Sampling Methods: How the Token Is Actually Chosen

Temperature adjusts the shape of the distribution. But there are also different strategies for how to sample from it once it has been adjusted.

Greedy decoding always picks the highest probability token. Fast and simple but produces repetitive, flat text because it never explores alternatives.

Top-K sampling restricts the selection to only the K most probable tokens and samples from those. If K is 50, the model picks randomly among the 50 most likely options, ignoring everything else. This cuts out unlikely nonsense while keeping meaningful variety.
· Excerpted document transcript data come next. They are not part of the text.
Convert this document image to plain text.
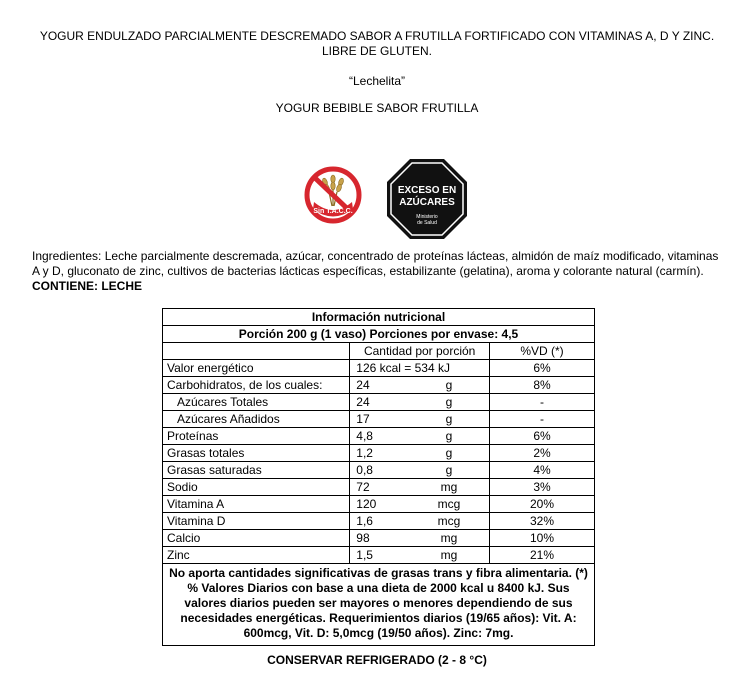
YOGUR ENDULZADO PARCIALMENTE DESCREMADO SABOR A FRUTILLA FORTIFICADO CON VITAMINAS A, D Y ZINC. LIBRE DE GLUTEN.
“Lechelita”
YOGUR BEBIBLE SABOR FRUTILLA
Sin T.A.C.C.
EXCESO EN
AZÚCARES
Ministerio
de Salud
Ingredientes: Leche parcialmente descremada, azúcar, concentrado de proteínas lácteas, almidón de maíz modificado, vitaminas A y D, gluconato de zinc, cultivos de bacterias lácticas específicas, estabilizante (gelatina), aroma y colorante natural (carmín). CONTIENE: LECHE
Información nutricional			
Porción 200 g (1 vaso) Porciones por envase: 4,5			
	Cantidad por porción		%VD (*)
Valor energético	126 kcal = 534 kJ		6%
Carbohidratos, de los cuales:	24	g	8%
Azúcares Totales	24	g	-
Azúcares Añadidos	17	g	-
Proteínas	4,8	g	6%
Grasas totales	1,2	g	2%
Grasas saturadas	0,8	g	4%
Sodio	72	mg	3%
Vitamina A	120	mcg	20%
Vitamina D	1,6	mcg	32%
Calcio	98	mg	10%
Zinc	1,5	mg	21%
No aporta cantidades significativas de grasas trans y fibra alimentaria. (*) % Valores Diarios con base a una dieta de 2000 kcal u 8400 kJ. Sus valores diarios pueden ser mayores o menores dependiendo de sus necesidades energéticas. Requerimientos diarios (19/65 años): Vit. A: 600mcg, Vit. D: 5,0mcg (19/50 años). Zinc: 7mg.			
CONSERVAR REFRIGERADO (2 - 8 °C)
Top-P sampling, also called nucleus sampling, works differently. Instead of fixing the number of tokens considered, it takes the smallest group of tokens whose combined probability adds up to at least P. If P is 0.9, the model finds however many top tokens are needed to account for 90 percent of the probability mass and samples from those.

Top-K vs Top-P — how each method cuts the distribution differently

Most production systems combine these methods. A typical configuration might apply a temperature, then apply Top-P, then sample from the resulting narrowed distribution. Each layer of control shapes what the final output looks like.

Greedy, Top-K, and Top-P side by side — same model, three different behaviours

Why This Matters Beyond Trivia

Understanding sampling explains things you probably noticed but could not explain.

When you regenerate a response and get something different, that is sampling at work. When an AI writes creative fiction with unexpected turns, that is temperature giving lower-probability tokens a chance to surface. When an AI produces repetitive or looping text, that is often a side effect of greedy or near-greedy decoding getting stuck in high-probability loops. The feeling of an AI being creative or robotic is largely a function of these sampling parameters, not a property of the model itself.

The underlying model weights are fixed after training. The same model can feel wildly different depending entirely on how its output distribution is sampled at inference time.

The Tradeoff Developers Have to Make

There is no universally correct temperature. The right setting depends entirely on the task.

A system extracting structured data from invoices wants temperature zero. Variation is a defect. A system brainstorming marketing ideas wants a higher temperature. Variation is the point.

Sampling from the model is like taking a draw from a distribution. The temperature parameter controls how peaked or diffuse that distribution is.
— Andrej Karpathy, Neural Networks: Zero to Hero lecture series, 2023

This is why the same underlying model can feel like a completely different product across different applications. The model is the same. The sampling strategy is not.

The Simple Version

When an AI generates text, it produces a probability score for every possible next token. Temperature scales those probabilities up or down to control how much variety enters the output. Sampling methods like Top-K and Top-P then determine which portion of that distribution the model is allowed to choose from.

The combination of these parameters is what decides whether the output feels precise or creative, consistent or surprising, focused or meandering. The model does not write your answer. It draws from a distribution that has been shaped by choices you may not even know were made.

Next time a response surprises you, that is sampling. Next time it bores you with something obvious, that is probably temperature close to zero. The behavior is not random. It is the result of very deliberate mathematics.

Fact checked against published literature including Holtzman et al., The Curious Case of Neural Text Degeneration, 2020 on nucleus sampling, and Andrej Karpathy's publicly available lecture materials on language model inference.